The Challenge
A course for students at Northern Illinois University who plan to become teachers (preservice teachers) combines principles of assessment and principles of educational technology. It is a challenge to find one instructor capable of teaching both topics effectively and co-teaching is not always an option.
The Solution
I redesigned this four-credit hybrid course to allow for either clear co-teaching or so an instructor adept in assessment (but not necessarily technology) could effectively teach the course in my absence. I accomplished this by:
– Aligning course objectives, state standards, course projects, and course topics
– Organizing content into 20 discrete topics with objectives, resources, and evidence of learning for each – half of which would be taught in-person and half fully online (see example topic outline below)
– Curating resources to be used for the various course sections/student populations (elementary education, middle level education, secondary social studies, secondary mathematics, and music)
– Creating screencasts, discussion guides, quizzes, and more
– Converting the course to Blackboard Ultra
The Result
Students performed well in the class and commented that they enjoyed it. A self-report survey indicated that 90-100% of students felt they were ‘almost there’ or were ‘good’ with each of the six course objectives.
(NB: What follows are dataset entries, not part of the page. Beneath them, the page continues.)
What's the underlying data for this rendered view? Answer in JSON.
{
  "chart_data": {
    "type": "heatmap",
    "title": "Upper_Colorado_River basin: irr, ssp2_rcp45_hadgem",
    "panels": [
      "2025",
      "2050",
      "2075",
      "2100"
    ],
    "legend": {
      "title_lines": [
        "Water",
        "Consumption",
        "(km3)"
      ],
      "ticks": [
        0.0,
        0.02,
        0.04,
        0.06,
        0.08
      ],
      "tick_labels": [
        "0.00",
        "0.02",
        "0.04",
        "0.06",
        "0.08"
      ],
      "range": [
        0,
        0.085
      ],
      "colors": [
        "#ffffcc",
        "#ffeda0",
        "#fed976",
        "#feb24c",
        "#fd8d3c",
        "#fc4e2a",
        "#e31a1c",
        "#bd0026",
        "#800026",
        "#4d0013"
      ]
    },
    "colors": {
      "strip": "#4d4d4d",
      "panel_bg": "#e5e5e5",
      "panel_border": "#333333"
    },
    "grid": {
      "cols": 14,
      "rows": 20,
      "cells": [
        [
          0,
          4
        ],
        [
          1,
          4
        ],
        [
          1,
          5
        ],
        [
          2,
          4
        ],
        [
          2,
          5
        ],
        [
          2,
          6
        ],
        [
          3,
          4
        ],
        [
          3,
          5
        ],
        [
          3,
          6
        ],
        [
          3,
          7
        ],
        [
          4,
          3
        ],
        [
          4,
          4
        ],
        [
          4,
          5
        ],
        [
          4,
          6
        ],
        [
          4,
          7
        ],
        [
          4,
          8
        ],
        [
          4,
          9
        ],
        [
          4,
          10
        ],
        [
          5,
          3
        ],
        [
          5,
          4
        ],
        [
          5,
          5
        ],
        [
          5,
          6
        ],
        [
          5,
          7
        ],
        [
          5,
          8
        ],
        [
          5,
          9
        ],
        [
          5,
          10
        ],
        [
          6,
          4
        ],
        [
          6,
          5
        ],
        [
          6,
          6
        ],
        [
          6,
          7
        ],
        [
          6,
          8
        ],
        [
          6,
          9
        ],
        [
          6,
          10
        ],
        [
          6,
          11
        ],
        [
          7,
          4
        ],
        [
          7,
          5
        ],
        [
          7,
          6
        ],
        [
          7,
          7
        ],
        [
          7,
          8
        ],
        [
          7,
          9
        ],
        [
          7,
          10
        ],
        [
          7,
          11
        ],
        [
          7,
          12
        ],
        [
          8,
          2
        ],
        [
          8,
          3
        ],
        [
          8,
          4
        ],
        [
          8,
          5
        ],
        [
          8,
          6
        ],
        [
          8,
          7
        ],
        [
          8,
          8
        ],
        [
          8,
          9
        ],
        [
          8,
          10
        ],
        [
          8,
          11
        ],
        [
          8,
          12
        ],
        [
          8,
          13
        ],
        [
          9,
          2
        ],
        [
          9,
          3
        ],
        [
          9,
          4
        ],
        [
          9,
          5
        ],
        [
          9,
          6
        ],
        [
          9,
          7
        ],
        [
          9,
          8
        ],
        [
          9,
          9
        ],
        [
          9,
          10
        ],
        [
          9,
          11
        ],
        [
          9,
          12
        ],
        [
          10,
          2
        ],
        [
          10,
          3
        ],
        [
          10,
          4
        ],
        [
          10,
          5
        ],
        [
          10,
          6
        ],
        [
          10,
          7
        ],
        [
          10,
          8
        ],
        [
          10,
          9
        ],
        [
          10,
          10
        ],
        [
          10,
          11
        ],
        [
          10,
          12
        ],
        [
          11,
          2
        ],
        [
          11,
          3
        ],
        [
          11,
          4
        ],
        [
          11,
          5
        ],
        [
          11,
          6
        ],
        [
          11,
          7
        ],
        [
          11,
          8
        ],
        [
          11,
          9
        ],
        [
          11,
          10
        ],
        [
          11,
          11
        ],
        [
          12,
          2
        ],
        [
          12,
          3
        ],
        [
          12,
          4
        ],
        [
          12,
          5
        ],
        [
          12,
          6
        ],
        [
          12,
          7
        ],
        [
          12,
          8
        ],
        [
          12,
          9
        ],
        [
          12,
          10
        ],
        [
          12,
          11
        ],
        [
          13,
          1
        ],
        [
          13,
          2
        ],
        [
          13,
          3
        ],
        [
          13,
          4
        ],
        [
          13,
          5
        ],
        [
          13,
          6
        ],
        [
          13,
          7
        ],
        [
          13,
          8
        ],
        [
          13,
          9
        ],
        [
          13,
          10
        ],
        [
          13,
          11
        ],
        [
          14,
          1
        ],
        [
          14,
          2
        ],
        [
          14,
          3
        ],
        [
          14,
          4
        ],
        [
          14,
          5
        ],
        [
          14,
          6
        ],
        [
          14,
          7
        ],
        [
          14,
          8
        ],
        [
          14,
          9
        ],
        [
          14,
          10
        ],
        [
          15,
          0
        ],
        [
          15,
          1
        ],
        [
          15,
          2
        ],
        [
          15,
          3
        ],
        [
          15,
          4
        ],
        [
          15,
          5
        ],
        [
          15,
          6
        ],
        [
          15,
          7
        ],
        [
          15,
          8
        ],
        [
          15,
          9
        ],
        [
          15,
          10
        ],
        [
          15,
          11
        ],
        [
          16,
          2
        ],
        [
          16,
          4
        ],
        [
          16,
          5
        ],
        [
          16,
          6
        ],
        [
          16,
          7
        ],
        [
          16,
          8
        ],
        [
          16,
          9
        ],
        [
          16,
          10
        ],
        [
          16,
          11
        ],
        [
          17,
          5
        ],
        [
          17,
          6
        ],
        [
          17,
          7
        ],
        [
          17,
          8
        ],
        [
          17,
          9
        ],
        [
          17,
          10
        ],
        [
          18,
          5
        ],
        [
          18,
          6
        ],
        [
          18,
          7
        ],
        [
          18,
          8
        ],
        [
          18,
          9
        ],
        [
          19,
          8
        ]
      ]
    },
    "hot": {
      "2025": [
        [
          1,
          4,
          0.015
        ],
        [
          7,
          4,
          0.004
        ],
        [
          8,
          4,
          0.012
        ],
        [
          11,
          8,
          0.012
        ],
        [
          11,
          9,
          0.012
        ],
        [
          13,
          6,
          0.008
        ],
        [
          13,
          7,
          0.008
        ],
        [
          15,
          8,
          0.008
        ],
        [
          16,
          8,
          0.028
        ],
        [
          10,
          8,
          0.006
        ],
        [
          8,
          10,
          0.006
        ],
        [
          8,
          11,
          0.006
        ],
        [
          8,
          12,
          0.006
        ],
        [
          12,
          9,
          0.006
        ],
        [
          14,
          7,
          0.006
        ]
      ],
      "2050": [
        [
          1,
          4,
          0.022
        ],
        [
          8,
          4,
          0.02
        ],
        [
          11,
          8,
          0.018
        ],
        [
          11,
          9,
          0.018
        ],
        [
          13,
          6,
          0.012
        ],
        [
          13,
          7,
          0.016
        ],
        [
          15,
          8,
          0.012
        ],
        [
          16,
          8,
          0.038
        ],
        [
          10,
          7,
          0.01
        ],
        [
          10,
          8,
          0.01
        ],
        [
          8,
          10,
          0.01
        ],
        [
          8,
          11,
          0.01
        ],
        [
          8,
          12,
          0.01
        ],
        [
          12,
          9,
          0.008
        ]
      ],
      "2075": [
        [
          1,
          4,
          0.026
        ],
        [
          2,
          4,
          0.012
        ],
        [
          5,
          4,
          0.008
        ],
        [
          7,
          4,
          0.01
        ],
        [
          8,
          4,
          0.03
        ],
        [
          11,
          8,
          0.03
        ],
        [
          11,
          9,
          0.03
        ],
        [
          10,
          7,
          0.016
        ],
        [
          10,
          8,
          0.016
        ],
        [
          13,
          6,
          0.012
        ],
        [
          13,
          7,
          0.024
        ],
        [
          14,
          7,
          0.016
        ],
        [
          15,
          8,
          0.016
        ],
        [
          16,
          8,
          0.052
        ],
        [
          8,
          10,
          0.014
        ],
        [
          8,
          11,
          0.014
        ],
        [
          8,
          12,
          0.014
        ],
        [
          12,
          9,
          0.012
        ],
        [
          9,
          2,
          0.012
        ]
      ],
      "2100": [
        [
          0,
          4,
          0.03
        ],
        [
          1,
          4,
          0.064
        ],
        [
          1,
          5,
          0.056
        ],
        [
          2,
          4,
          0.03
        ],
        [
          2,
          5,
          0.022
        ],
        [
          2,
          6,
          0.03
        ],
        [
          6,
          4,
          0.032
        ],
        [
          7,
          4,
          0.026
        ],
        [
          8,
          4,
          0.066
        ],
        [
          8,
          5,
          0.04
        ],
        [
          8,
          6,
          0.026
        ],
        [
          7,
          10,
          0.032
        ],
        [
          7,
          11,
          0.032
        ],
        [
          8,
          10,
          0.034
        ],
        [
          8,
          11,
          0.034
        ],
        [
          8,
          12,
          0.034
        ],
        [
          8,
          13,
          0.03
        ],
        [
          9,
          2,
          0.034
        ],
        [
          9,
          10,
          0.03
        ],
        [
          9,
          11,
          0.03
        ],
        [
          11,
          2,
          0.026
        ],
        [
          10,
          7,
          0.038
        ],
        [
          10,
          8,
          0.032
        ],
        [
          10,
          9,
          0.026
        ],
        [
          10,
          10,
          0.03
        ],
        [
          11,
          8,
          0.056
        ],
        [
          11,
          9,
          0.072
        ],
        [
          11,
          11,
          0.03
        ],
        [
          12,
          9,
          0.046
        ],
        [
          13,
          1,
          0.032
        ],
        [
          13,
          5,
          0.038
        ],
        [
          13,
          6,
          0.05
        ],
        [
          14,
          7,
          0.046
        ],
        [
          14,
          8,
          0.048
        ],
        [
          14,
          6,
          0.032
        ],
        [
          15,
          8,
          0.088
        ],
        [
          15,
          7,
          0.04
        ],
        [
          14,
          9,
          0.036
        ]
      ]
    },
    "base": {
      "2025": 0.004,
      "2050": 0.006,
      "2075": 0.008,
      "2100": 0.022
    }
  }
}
With 9 of 13 students responding, I earned a rating of 4.67/5 on instructor effectiveness in the spring of 2023.
On course evaluations, students commented “Good structure and function for course assignments and projects” and “structure of the course…helped demonstrate the effectiveness of her methods (and) helped clearly demonstrate concepts.”
A new topic on Artificial Intelligence in Education was added with recent article readings and a general discussion guide in response to student interest.